If the government needs to buy the shares to control the bank then the shareholders that are being wiped out are those who had shares this time last year at around €20 per share (AIB) who will face a massive loss, and so any speculative buyer of AIB shares faces much less of a loss if nationalised because the goverement must buy the shares at a price much closer to those which the speculator bought them at. (?)

Thus if anyone is thinking of buying shares in AIB or BoI is essentially taking a bet on the government holding its nerve and pushing through NAMA (with the help of the greens) and thus its really any purchase of shares is a bet on the political rather than financial/economic state of the country.


----------



## huskerdu (21 Aug 2009)

As a sweeping generalization, if a bank needs to be nationalized, its shares are worth little or nothing because it is insolvent. 

I believe that Anglo share holders will be paid, when the government work out how much the shares are worth. Given the state of its books, it is unlikely that the shares are worth anything.

Also, your last point is true, anyone buying bank shares in Ireland since the crisis started in betting on the banking system in Ireland surviving with state help.


----------



## steviel (21 Aug 2009)

Shares are cancelled when a bank is nationalised (which is different to the government taking a majority stake, like RBS in the UK, where new share capital is injected which dilutes the current shareholders).   In a full nationalisation the government doesnt effectively buy the shares for zero - they are just cancelled and no longer exist, and one share is issued to the government.

In terms of former Anglo shareholders getting paid anything, it would just be a gesture of goodwill - there is no obligation to pay anything if the bank becomes profitable and has a positive net worth in the future.  There is now only 1 share, owned by the goverment.  To the extent that the government wants to dish out some value to former shareholders based pro-rata on their former shareholding, that is up to them.  But in any case, as huskerdu says, the bad loans would have wiped out any positive valuation anyway.

Buying the shares is a punt on the banks being able to function once they are cleaned up. If you have cash you can afford to lose, the upside is pretty big.


----------



## Kluivert (24 Aug 2009)

Hi 

I am a long time reader of these forums, am fraid I do not contribute enough though. 

I have a question. 

My own personal opinion with NAMA is that the government will go ahead with this type of re-captialisation but after 6 - 10 months the government will need to step in and Part Nationalise some banks. 

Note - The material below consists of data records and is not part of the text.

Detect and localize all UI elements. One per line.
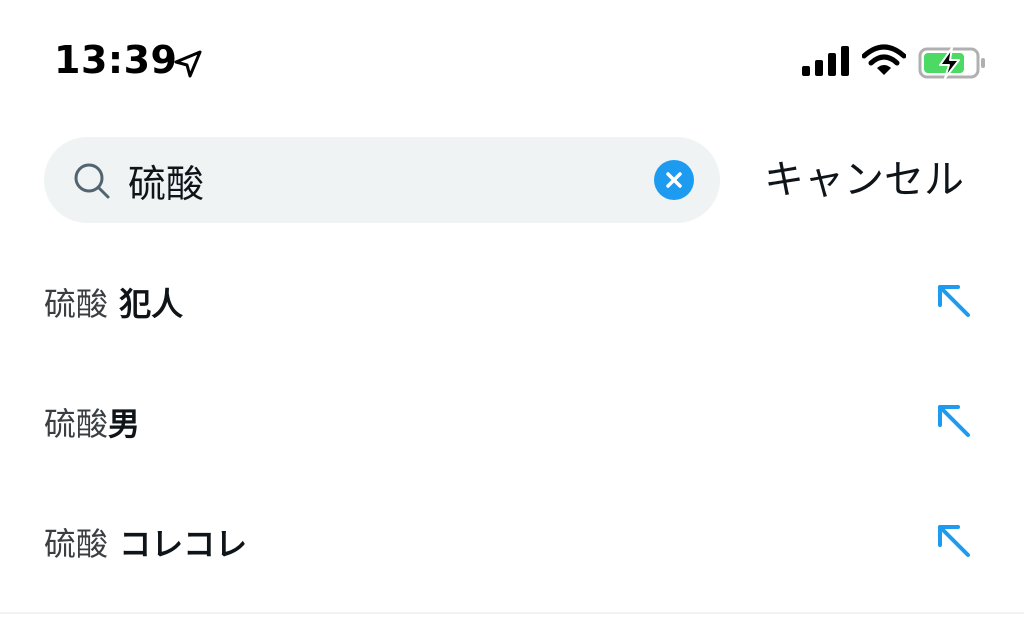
suggestion-item[interactable]: 硫酸 犯人 (0, 241, 1024, 361)
location-arrow-icon (174, 50, 202, 78)
close-icon (666, 172, 682, 188)
signal-bars-icon (802, 46, 849, 76)
suggestion-completion: コレコレ (108, 525, 248, 563)
suggestion-text: 硫酸男 (44, 399, 140, 445)
battery-charging-icon (918, 47, 985, 79)
divider (0, 612, 1024, 614)
suggestion-prefix: 硫酸 (44, 405, 109, 443)
fill-query-arrow-icon[interactable] (934, 281, 974, 321)
fill-query-arrow-icon[interactable] (934, 521, 974, 561)
suggestion-prefix: 硫酸 (44, 285, 109, 323)
clear-search-button[interactable] (654, 160, 694, 200)
cancel-button[interactable]: キャンセル (764, 152, 964, 208)
suggestion-text: 硫酸 コレコレ (44, 519, 247, 565)
status-time: 13:39 (54, 38, 178, 82)
wifi-icon (862, 44, 906, 75)
suggestion-text: 硫酸 犯人 (44, 279, 183, 325)
search-icon (74, 163, 110, 199)
suggestion-item[interactable]: 硫酸男 (0, 361, 1024, 481)
suggestion-prefix: 硫酸 (44, 525, 109, 563)
status-bar: 13:39 (0, 0, 1024, 120)
suggestion-completion: 男 (108, 405, 141, 443)
fill-query-arrow-icon[interactable] (934, 401, 974, 441)
search-box (44, 137, 720, 223)
suggestion-completion: 犯人 (108, 285, 184, 323)
suggestion-item[interactable]: 硫酸 コレコレ (0, 481, 1024, 601)
search-input[interactable] (128, 152, 628, 208)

Am I right when I say part nationalisation meaning an inject of captial by the government into the bank - will lead to a dilution of shares just like RBS. 

What I want to try and work out is, if I buy a bank share for 2e per share and the government (after NAMA) put in more capital in exchange for preferential shares, will the knock on of this reduce the value of my share, or just mean that the government gets paid a dividend before my ordinary shares. 

Many thanks.


----------



## Protocol (24 Aug 2009)

Kluivert said:


> Hi
> 
> 
> What I want to try and work out is, if I buy a bank share for 2e per share and the government (after NAMA) put in more capital in exchange for preferential shares, will the knock on of this reduce the value of my share, or just mean that the government gets paid a dividend before my ordinary shares.
> ...


 
The latter - yes, they get paid a pref div before the ordinary shareholders.

But also, as future ord divs will be depressed by NAMA, and by having to pay pref divs, then there may be no ord divs for years, thus holding back the share price.


----------